Each force is of different intensity and each has its own method of operation. The strong force operates with greater intensity the farther it is from the source that activates it (a bit like rubber, which the more it is stretched, the more force it activates), and the other forces lose their power the farther they are from the source activating them.
In the 20th century, physicists Steven Weinberg, Sheldon Glashow and Abdus Salam – who were awarded the Nobel Prize in Physics in 1979 for their work – demonstrated that beginning with sufficiently high energy, the electromagnetic force and the weak force behave identically and in effect become a single force: the electroweak force. In that state the symmetry of all the natural forces is greater, because there are more identical points of view of the system in which the forces operate.
The unification identified theoretically by Weinberg and his partners was later confirmed empirically, and theoretical unifications between the four forces were added, which are predicted by mathematical models under certain conditions. These conditions could be the ones that prevailed at the time the universe was created.
For example, the usual assumption among physicists is that in the early universe, which was extremely hot, all the forces of nature behaved identically and symmetrically. In other words, the young universe operated based on a single force. Understanding this force is likely to be the key to a unified theory of everything, the holy grail for physicists.
To date no additional unifications have been confirmed by experimentation, with the exception of the unification predicted by Weinberg and his partners, because that requires huge particle accelerators that could imitate the conditions of the early universe, which was very hot. But physicists continue to seek ways to confirm them. Because the new study suggests that the laws of quantum mechanics and special relativity do not require nature to increase symmetry with an increase in temperature, even if it is extreme temperature of the kind that existed in the early universe, a unification of forces is not essential.
In other words, in addition to shattering the consensus that heat reduces order, the new study undermines the perception that a single force operated in the early universe.

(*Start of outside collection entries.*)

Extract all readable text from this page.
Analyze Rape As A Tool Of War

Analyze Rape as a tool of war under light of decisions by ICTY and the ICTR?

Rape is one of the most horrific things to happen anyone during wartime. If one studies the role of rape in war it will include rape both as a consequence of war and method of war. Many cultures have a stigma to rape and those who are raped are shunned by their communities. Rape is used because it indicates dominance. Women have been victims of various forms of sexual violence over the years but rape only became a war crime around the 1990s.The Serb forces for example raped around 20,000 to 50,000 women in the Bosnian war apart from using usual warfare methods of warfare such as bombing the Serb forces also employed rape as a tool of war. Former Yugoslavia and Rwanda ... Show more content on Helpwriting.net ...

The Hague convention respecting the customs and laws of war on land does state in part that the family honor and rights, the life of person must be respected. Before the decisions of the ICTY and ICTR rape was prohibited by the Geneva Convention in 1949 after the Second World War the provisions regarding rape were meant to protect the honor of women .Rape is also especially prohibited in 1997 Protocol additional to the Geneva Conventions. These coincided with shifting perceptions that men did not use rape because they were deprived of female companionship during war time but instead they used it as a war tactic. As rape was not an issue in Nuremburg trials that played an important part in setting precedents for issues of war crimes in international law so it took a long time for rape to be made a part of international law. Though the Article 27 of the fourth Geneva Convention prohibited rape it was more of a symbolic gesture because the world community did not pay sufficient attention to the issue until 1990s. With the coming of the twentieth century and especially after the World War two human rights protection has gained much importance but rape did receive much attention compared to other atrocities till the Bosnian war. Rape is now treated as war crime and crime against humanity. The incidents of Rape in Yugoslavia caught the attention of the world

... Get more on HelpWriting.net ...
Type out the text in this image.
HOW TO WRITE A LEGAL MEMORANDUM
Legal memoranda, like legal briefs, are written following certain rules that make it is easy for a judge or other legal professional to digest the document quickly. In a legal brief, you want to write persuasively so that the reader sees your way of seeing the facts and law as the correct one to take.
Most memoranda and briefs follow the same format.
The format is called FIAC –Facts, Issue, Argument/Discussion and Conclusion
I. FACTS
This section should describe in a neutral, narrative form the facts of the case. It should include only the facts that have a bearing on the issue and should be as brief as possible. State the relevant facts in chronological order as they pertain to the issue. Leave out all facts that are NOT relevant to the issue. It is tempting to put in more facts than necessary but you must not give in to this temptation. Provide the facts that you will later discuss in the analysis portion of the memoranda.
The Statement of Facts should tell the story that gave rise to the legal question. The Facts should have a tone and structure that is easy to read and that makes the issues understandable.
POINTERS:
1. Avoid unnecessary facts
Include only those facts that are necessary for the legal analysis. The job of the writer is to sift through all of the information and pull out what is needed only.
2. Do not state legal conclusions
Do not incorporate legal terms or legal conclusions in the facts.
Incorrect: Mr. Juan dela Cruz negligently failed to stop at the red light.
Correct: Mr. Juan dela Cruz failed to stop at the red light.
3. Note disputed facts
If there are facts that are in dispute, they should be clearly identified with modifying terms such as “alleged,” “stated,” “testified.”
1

“The unification of forces means that there’s more symmetry,” says Smolkin, “and therefore if nature has chosen not to prevent the possibility of breaking the symmetry even when energy increases, the dream of the unification of forces may be incorrect.” However, Smolkin notes that all the existing observations are described well by the standard model, which is the accepted system of laws for describing the behavior of basic particles. According to this model, symmetry increases as energy is increased. That’s why many scientists believe that at a high temperature the universe is more symmetrical. But the standard model doesn’t tell the whole story,” he adds. “For example, it lacks an explanation for dark matter and dark energy. That’s why there is a chance that if we discover the model beyond the standard model, maybe we’ll find something surprising about the behavior of symmetry at a very high temperature. But it’s a mystery.”